Guess who’s back…back again? No, it’s not Slim Shady...it's the Carpocalypse!

About a year ago, we posted an article to help people understand the shortage of rental cars and explained how it was impacting relocating employees. In that post, we shared that heading into the summer months —  which is typically the busiest season for moving and travel — demand for rental cars would be escalating and that we were anticipating situations that we had not seen, maybe ever. Due to pandemic-related challenges, rental car companies sold off a huge portion of their fleets as they did not get any bailout money. At that point, the semiconductor chip shortage was also making it challenging for them to build back their car inventories. This shortage, coupled with high demand, created an increase in rental car fees. In some cases, a car that was previously rented for $65 per day was renting for over $200 per day.

We suggested that when scheduling a trip, you should book the rental car first — particularly if heading to a popular destination.

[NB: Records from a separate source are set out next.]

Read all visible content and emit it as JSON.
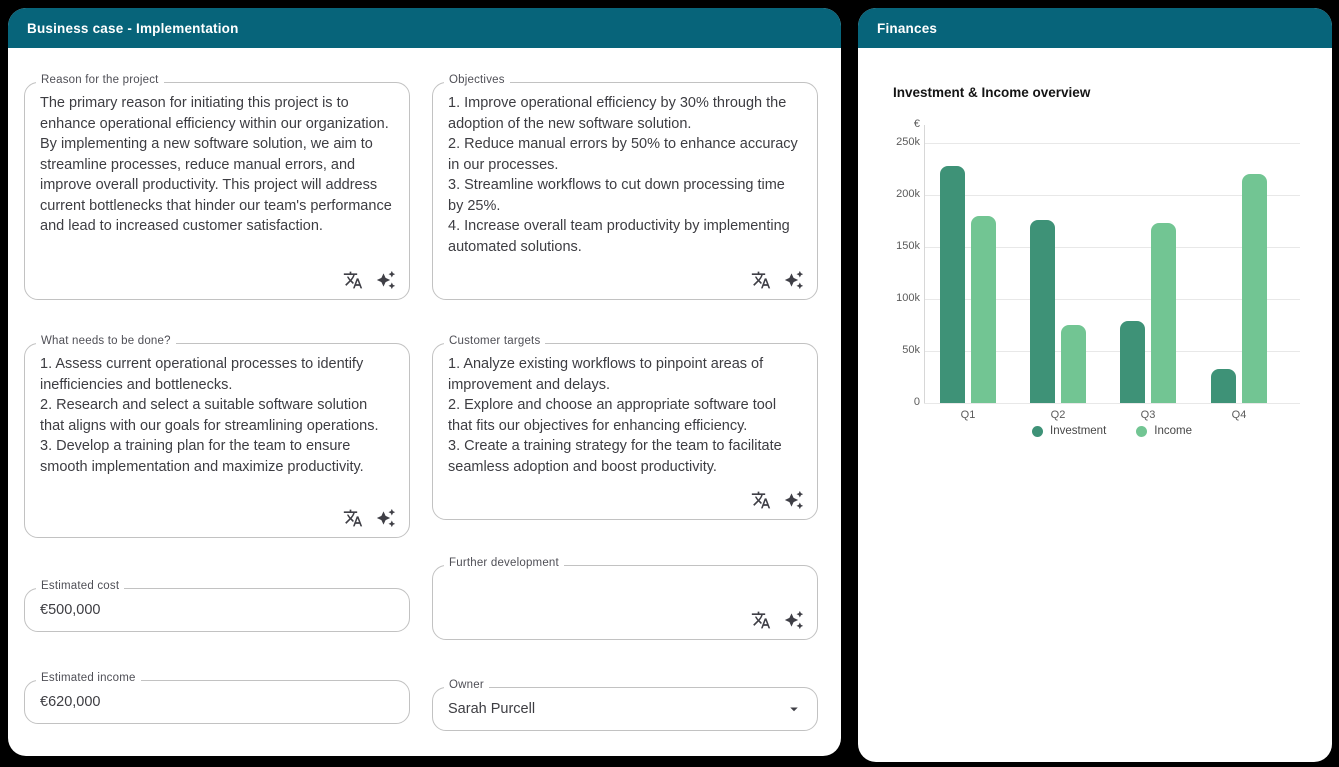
{
  "left_panel": {
    "header": "Business case - Implementation",
    "fields": {
      "reason": {
        "label": "Reason for the project",
        "value": "The primary reason for initiating this project is to enhance operational efficiency within our organization. By implementing a new software solution, we aim to streamline processes, reduce manual errors, and improve overall productivity. This project will address current bottlenecks that hinder our team's performance and lead to increased customer satisfaction."
      },
      "objectives": {
        "label": "Objectives",
        "value": "1. Improve operational efficiency by 30% through the adoption of the new software solution.\n2. Reduce manual errors by 50% to enhance accuracy in our processes.\n3. Streamline workflows to cut down processing time by 25%.\n4. Increase overall team productivity by implementing automated solutions."
      },
      "what_needs_done": {
        "label": "What needs to be done?",
        "value": "1. Assess current operational processes to identify inefficiencies and bottlenecks.\n2. Research and select a suitable software solution that aligns with our goals for streamlining operations.\n3. Develop a training plan for the team to ensure smooth implementation and maximize productivity."
      },
      "customer_targets": {
        "label": "Customer targets",
        "value": "1. Analyze existing workflows to pinpoint areas of improvement and delays.\n2. Explore and choose an appropriate software tool that fits our objectives for enhancing efficiency.\n3. Create a training strategy for the team to facilitate seamless adoption and boost productivity."
      },
      "estimated_cost": {
        "label": "Estimated cost",
        "value": "€500,000"
      },
      "further_development": {
        "label": "Further development",
        "value": ""
      },
      "estimated_income": {
        "label": "Estimated income",
        "value": "€620,000"
      },
      "owner": {
        "label": "Owner",
        "value": "Sarah Purcell"
      }
    },
    "icon_names": {
      "translate": "translate-icon",
      "sparkles": "ai-sparkles-icon"
    }
  },
  "right_panel": {
    "header": "Finances"
  },
  "chart_data": {
    "type": "bar",
    "title": "Investment & Income overview",
    "categories": [
      "Q1",
      "Q2",
      "Q3",
      "Q4"
    ],
    "series": [
      {
        "name": "Investment",
        "color": "#3E9277",
        "values": [
          228000,
          176000,
          79000,
          33000
        ]
      },
      {
        "name": "Income",
        "color": "#72C593",
        "values": [
          180000,
          75000,
          173000,
          220000
        ]
      }
    ],
    "xlabel": "",
    "ylabel": "€",
    "ylim": [
      0,
      250000
    ],
    "ytick_labels": [
      "250k",
      "200k",
      "150k",
      "100k",
      "50k",
      "0"
    ],
    "ytick_values": [
      250000,
      200000,
      150000,
      100000,
      50000,
      0
    ],
    "grid": true,
    "legend_position": "bottom"
  },
  "colors": {
    "page_bg": "#000000",
    "card_bg": "#FFFFFF",
    "header_bg": "#07647A",
    "investment": "#3E9277",
    "income": "#72C593"
  }
}
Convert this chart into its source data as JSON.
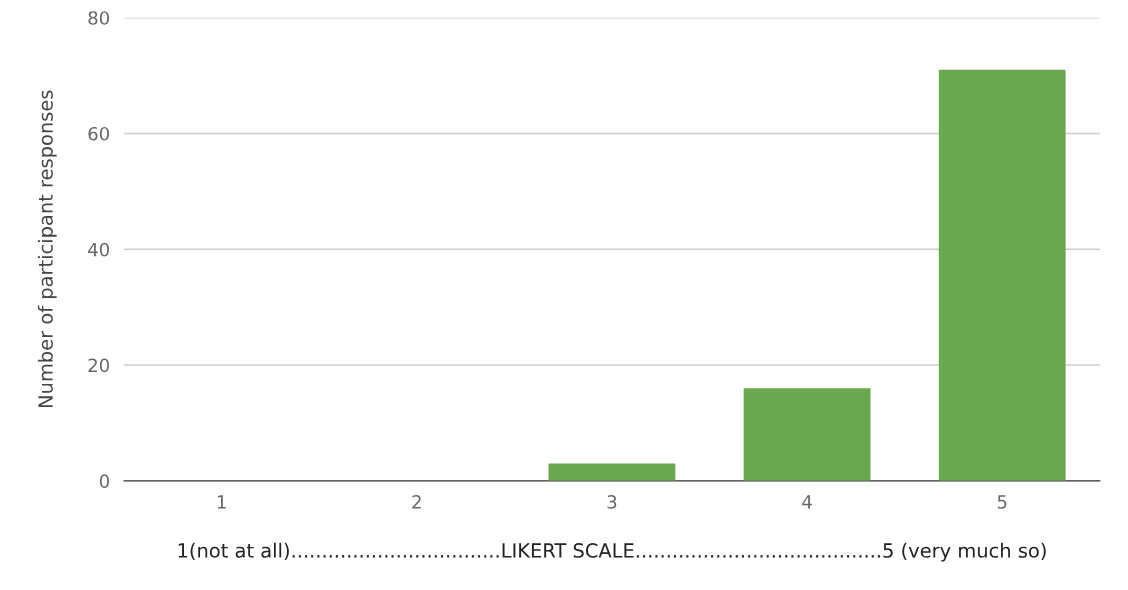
{
  "chart_data": {
    "type": "bar",
    "xlabel": "1(not at all)..................................LIKERT SCALE........................................5 (very much so)",
    "ylabel": "Number of participant responses",
    "categories": [
      "1",
      "2",
      "3",
      "4",
      "5"
    ],
    "values": [
      0,
      0,
      3,
      16,
      71
    ],
    "color": "#6aa84f",
    "ylim": [
      0,
      80
    ],
    "yticks": [
      0,
      20,
      40,
      60,
      80
    ],
    "grid": "y",
    "legend": false
  }
}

So, where are we at today as we gear up for another potentially record-setting peak season? I tuned into a LinkedIn Live show, where Jesper Løvendahl (founder and CEO at ExpatRide) warned that rental car companies will run out of cars this summer! He said, “I’ve spoken to AVIS, Enterprise Rent-A-Car, and Hertz; they all say the same: 'We expect to be sold out over summer in most locations.'" In other words, the "Carpocalypse...Part Deux" is looming ahead.

How will this impact global mobility programs that are stepping back into high-volume, "let's move" mode? Løvendahl said:

  • Expect prices to go up, even as much as 100-200%.
  • It will be difficult to secure a rental.
  • Renters will have limited choices. They will get whatever is available, including cars with more wear and tear.
  • Expect long waits at rental car counters.
  • Employees with lump sums or capped amounts may feel more limited in their options.
  • There may be an impact on home-finding/look-see trips.
  • Mobility programs are likely to experience increased numbers of requests from employees to extend their rental cars with many of these needing to work through the “exception” process.

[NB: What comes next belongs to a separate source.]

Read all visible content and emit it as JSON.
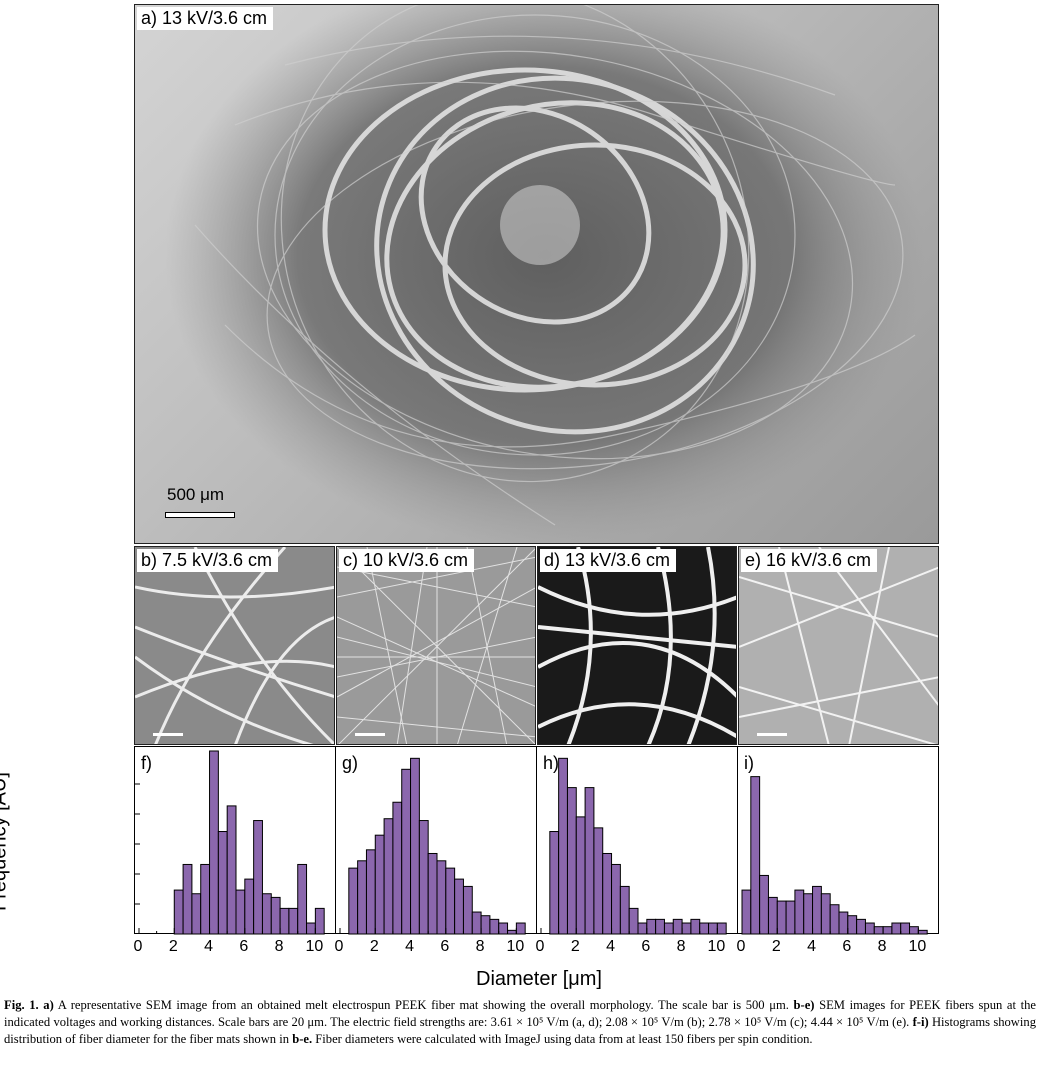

This article in the Washington Post highlights eight things that we feel will be helpful to keep in mind as mobility programs deal with rental cars challenges over the next few months:

  1. It's not clear when “normal” will return, but most expect not until way into 2023.
  2. Expect to pay more for rental cars – like nearly 60% over the pre-pandemic norms.
  3. Reserve rental cars as early as possible. When arranging a trip, book the car first! (Just as advised last year, and especially during any holidays!)
  4. Be as flexible as possible.
  5. Look into alternatives, like ExpatRide, car-sharing services (e.g., Turo and Avail), and Uber and Lyft (both offer car rentals through the same app you would use to book a ride).
  6. Join loyalty programs and earn points that can help offset the costs.
  7. Use money-saving tips (e.g., memberships to AAA, Costco, or AARP). You can find more budget-friendly solutions here from tips reporter Natalie Compton.
  8. Keep fuel prices in mind. Return the car full! As the article says, no one takes the prepaid gas option from the car company!

During last year's "peak season," movers at times struggled to meet packing, shipping and delivery timelines, while relocating employees faced challenges securing long-term housing in their destinations due to low supply and losing out on multiple bids. We also saw the ongoing delays of new car availability. With all that said, it’s easy to see how we could be in for another "peak season on steroids" and how difficulties with securing and extending rental cars may play into the summer move experience again.